Delta Agrees to Buy Azambuja Capsule Maker Mocoffee as the Firm Restructures More Than €23 Million in Debt
Delta Cafes has agreed to acquire Mocoffee, an Azambuja capsule maker in a court-supervised revitalisation process with debts above €23.4 million. Delta would inject at least €3 million into a plant that produces some 350 million capsules a year, deepening its push into the fast-growing pod segment.
Delta Cafés, the roaster whose espresso machines are a fixture of Portuguese cafés and offices, is moving to buy a struggling rival in the fast-growing capsule business. The company has agreed to acquire Mocoffee, a coffee-capsule manufacturer based in Azambuja, north of Lisbon, that is currently working its way through a court-supervised restructuring.

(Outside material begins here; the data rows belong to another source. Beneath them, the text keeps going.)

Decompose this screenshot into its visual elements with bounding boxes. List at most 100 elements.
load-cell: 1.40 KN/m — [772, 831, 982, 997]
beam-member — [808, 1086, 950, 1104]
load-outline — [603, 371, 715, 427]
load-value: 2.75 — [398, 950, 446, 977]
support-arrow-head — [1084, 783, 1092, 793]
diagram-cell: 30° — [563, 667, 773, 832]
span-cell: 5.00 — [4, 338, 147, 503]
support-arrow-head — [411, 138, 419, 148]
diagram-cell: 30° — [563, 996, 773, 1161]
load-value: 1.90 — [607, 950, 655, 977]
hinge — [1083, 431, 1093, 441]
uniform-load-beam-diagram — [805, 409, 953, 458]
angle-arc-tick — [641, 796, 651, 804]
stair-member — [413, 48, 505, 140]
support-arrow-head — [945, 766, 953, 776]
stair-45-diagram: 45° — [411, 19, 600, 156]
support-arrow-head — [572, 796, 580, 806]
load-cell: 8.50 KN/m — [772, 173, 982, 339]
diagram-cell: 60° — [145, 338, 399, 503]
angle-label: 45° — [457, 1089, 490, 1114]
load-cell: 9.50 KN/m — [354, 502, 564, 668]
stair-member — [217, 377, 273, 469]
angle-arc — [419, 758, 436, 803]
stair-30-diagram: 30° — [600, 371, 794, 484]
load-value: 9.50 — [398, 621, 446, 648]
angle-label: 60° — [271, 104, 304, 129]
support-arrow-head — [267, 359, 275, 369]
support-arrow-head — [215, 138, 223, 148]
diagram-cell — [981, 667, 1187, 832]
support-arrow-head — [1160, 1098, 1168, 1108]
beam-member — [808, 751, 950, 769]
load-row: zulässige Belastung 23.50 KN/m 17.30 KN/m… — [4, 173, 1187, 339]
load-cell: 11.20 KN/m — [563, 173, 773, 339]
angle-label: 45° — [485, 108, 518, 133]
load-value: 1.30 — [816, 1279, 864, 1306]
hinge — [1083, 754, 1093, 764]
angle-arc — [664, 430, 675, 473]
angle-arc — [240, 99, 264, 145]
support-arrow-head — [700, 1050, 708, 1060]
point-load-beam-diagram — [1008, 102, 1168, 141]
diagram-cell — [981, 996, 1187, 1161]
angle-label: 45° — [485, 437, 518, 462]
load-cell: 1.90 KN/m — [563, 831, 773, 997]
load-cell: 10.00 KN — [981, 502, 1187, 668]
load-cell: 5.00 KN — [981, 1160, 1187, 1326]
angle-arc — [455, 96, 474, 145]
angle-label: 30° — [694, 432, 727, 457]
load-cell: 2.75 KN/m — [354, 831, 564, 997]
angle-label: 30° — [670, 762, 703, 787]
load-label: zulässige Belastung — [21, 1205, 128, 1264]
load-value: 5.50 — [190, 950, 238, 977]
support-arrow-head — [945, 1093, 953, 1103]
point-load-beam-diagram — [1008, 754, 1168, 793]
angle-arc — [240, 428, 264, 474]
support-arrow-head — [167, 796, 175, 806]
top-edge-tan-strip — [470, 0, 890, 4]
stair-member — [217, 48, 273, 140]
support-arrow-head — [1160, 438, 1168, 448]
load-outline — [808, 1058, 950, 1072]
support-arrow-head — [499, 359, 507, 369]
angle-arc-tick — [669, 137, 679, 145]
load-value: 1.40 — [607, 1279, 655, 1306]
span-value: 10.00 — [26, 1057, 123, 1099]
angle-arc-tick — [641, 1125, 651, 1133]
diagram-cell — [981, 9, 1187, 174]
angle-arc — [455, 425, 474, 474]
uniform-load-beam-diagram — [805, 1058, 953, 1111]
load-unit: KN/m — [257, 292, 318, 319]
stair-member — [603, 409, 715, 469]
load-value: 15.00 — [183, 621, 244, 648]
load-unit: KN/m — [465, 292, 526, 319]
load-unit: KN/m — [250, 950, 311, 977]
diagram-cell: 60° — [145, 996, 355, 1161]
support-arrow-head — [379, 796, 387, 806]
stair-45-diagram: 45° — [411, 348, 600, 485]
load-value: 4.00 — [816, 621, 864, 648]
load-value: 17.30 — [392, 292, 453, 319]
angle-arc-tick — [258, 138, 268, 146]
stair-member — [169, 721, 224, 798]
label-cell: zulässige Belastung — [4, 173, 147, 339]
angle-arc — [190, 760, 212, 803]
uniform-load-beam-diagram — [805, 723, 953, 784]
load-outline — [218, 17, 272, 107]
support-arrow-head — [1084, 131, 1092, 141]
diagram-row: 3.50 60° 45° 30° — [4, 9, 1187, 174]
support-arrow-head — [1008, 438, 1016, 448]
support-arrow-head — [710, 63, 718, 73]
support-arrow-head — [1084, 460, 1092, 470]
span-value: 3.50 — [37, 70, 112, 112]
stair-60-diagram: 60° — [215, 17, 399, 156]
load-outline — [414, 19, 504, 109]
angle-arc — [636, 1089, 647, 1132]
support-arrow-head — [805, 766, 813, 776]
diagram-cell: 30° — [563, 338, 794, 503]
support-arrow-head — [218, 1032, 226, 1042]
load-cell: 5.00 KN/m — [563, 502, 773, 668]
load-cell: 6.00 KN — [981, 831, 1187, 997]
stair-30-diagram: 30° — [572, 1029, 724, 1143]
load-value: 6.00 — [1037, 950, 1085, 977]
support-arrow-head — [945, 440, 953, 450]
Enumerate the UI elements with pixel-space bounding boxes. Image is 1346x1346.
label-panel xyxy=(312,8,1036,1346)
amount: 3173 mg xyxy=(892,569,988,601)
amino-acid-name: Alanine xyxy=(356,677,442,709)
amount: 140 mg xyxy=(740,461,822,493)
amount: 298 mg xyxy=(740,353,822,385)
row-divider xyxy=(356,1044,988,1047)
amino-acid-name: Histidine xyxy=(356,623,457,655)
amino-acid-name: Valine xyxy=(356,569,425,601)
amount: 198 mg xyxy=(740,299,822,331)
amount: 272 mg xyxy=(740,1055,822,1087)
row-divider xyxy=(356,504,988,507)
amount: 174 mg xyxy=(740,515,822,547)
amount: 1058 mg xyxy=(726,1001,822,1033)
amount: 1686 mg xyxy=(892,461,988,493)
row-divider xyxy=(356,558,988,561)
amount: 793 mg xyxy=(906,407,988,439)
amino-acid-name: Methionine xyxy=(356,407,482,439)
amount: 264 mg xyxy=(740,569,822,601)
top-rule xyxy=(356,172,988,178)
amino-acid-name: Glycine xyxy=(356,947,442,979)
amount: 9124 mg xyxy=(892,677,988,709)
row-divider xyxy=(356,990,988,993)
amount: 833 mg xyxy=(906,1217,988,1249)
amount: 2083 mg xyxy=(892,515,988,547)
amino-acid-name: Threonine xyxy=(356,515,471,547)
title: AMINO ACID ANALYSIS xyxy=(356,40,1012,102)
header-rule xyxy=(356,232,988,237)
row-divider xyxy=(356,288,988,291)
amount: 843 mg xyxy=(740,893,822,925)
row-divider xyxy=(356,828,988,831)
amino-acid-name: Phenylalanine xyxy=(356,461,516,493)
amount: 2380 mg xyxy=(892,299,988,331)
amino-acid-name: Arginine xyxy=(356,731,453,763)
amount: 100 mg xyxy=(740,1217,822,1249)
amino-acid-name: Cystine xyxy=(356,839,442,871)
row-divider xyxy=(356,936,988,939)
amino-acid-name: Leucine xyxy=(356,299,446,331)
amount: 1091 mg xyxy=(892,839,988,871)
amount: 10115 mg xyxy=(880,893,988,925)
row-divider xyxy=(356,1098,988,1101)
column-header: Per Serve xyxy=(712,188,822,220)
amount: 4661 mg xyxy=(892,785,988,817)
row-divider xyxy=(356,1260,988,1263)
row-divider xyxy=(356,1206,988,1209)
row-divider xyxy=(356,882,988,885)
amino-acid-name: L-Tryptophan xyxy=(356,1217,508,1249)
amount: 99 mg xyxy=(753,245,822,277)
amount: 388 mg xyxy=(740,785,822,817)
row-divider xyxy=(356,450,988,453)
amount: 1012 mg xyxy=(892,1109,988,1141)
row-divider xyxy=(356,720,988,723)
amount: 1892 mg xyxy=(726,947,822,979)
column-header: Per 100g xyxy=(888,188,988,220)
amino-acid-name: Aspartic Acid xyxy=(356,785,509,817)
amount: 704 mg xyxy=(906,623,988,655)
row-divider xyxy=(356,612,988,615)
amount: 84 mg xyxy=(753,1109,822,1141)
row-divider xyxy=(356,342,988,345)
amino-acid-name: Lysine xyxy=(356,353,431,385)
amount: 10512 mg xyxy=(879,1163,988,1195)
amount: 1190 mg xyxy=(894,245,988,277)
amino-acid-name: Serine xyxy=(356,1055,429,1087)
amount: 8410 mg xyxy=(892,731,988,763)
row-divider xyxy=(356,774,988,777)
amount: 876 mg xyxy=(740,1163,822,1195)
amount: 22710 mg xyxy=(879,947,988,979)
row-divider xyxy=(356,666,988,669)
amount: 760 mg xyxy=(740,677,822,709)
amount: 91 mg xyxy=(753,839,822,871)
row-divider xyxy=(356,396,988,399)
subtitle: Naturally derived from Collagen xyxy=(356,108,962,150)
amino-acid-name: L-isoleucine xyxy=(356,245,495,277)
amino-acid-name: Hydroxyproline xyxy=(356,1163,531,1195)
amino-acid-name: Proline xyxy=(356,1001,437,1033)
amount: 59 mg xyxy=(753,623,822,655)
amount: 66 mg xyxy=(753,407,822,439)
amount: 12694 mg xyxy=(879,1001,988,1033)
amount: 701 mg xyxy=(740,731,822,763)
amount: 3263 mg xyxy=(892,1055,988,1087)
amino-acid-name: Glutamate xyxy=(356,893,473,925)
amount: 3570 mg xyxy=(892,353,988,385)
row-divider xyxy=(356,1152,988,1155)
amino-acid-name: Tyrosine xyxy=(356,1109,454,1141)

Mocoffee opened a special revitalisation process (Processo Especial de Revitalização, or PER) at the start of 2026, the mechanism Portuguese companies use to renegotiate their debts under judicial protection before insolvency tips into liquidation. The firm is carrying liabilities of more than €23.4 million, and Delta's offer is built into the recovery plan being put to creditors.
What Delta is buying
The prize is a factory that turns out roughly 350 million coffee capsules a year — meaningful capacity in a segment that has become the engine of growth for the wider coffee industry as households swap jars of instant for single-serve pods. As part of the deal, Delta has committed to inject at least €3 million into the business, capital that would both steady Mocoffee's finances and keep its Azambuja production lines running.
For Delta, the logic is vertical integration. Capsules are the part of the market growing fastest, and owning a dedicated manufacturer gives the group control of production rather than reliance on outside suppliers. The company has framed the acquisition as a step towards its stated ambition of global leadership in coffee — a notable goal for a firm that began as a small roasting operation in the Alentejo.
The Nabeiro empire
Delta is the flagship of Grupo Nabeiro, the business built by the late Rui Nabeiro in Campo Maior, close to the Spanish border. From a single roastery founded in the 1960s, the group grew into one of the country's best-known family companies, employing thousands of people across coffee, distribution and hospitality. Expanding its footprint in capsules fits a long pattern of the group buying capacity and brands to defend its dominant position at home while pushing abroad.
A rescue as much as a purchase
For Mocoffee, the deal is closer to a lifeline. A PER succeeds only if creditors accept that a restructured company is worth more alive than broken up, and a credible industrial buyer willing to put fresh money on the table strengthens that case considerably. Delta's involvement offers the plant a route out of insolvency and its workforce a measure of security that an independent turnaround could not guarantee.
The transaction still has to clear the formal steps of the revitalisation process, and the final structure will depend on how creditors vote on the recovery plan. But if it goes through, Portugal's most familiar coffee brand will have absorbed a home-grown capsule maker on the cheap — turning a distressed competitor into extra firepower for its ambitions beyond the Portuguese market.